O Cerrado já foi considerado o berço das águas do Brasil, mas esse cenário tem sofrido grandes modificações, nele brotam as nascentes de oito das 12 bacias hidrográficas mais importantes do país. É também o segundo maior reservatório subterrâneo de água do mundo, formado pelos aquíferos Guarani e Urucuia. Mesma com tamanha importância para a segurança hídrica do país, o bioma tem sido um dos mais devastados ao longo das últimas décadas, e o Oeste Baiano, que fica localizado na região conhecida como MATOPIBA – acrônimo que se refere aos estados do MAranhão, TOcantins, PIauí e BAhia tem batido recordes de desmatamento nos últimos anos.

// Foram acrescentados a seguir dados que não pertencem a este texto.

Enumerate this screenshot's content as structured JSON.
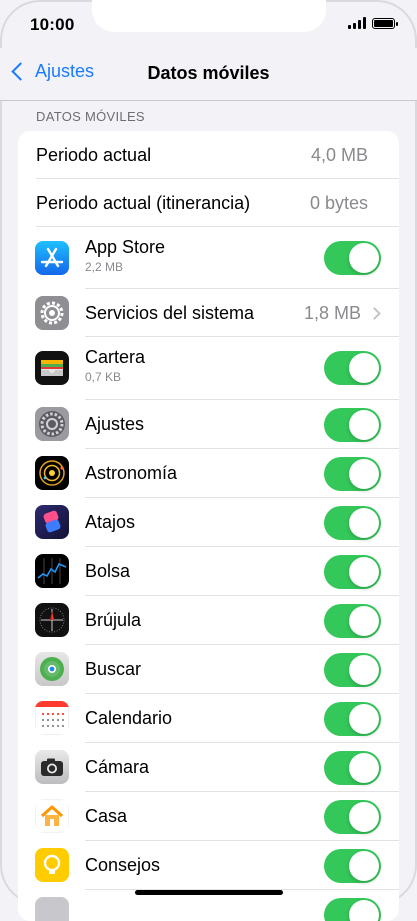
{
  "status_bar": {
    "time": "10:00"
  },
  "nav": {
    "back_label": "Ajustes",
    "title": "Datos móviles"
  },
  "section_header": "DATOS MÓVILES",
  "usage": [
    {
      "label": "Periodo actual",
      "value": "4,0 MB"
    },
    {
      "label": "Periodo actual (itinerancia)",
      "value": "0 bytes"
    }
  ],
  "apps": [
    {
      "name": "App Store",
      "subtitle": "2,2 MB",
      "icon": "app-store-icon",
      "toggle_on": true
    },
    {
      "name": "Servicios del sistema",
      "value": "1,8 MB",
      "icon": "gear-icon"
    },
    {
      "name": "Cartera",
      "subtitle": "0,7 KB",
      "icon": "wallet-icon",
      "toggle_on": true
    },
    {
      "name": "Ajustes",
      "icon": "settings-icon",
      "toggle_on": true
    },
    {
      "name": "Astronomía",
      "icon": "astronomy-icon",
      "toggle_on": true
    },
    {
      "name": "Atajos",
      "icon": "shortcuts-icon",
      "toggle_on": true
    },
    {
      "name": "Bolsa",
      "icon": "stocks-icon",
      "toggle_on": true
    },
    {
      "name": "Brújula",
      "icon": "compass-icon",
      "toggle_on": true
    },
    {
      "name": "Buscar",
      "icon": "find-my-icon",
      "toggle_on": true
    },
    {
      "name": "Calendario",
      "icon": "calendar-icon",
      "toggle_on": true
    },
    {
      "name": "Cámara",
      "icon": "camera-icon",
      "toggle_on": true
    },
    {
      "name": "Casa",
      "icon": "home-icon",
      "toggle_on": true
    },
    {
      "name": "Consejos",
      "icon": "tips-icon",
      "toggle_on": true
    }
  ],
  "colors": {
    "accent": "#1a7bff",
    "toggle_on": "#34c759",
    "background": "#f2f2f7"
  }
}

Um estudo realizado entre 2023 e 2024,  pelos pesquisadores Thiago Damas, da Universidade Federal Fluminense – UFF, e Eduardo Barcelos, do Instituto Federal de Educação, Ciência e Tecnologia Baiano, campus Valença – IFBaiano / Valença, com a Comissão Pastoral da Terra – CPT, Pastoral do Meio Ambiente – PMA,  em parceria com a  CESE  – Coordenadoria Ecumênica de Serviço e diversas outras organizações da região e as comunidades, aponta que somente nas sub-bacias hidrográficas dos rios Corrente e Carinhanha, foram identificados 3.050 trechos de águas já secas ou águas mortas. Entre córregos, riachos, nascentes e cabeceiras de rios, num total de 7.120 km de extensão de águas mortas. Um único CPF no município de Correntina detém 466,8 milhões de litros de água por dia, considerando que a média de consumo de um brasileiro, segundo o Sistema Nacional de Informações sobre o Saneamento – SNIS, é de 148 litros por dia, somente esta outorga abasteceria a população de 97 Correntinas. São inúmeros “piscinões” (grandes tanques a céu aberto) e poços de alta vazão que retiram a água do aquífero Urucuia. 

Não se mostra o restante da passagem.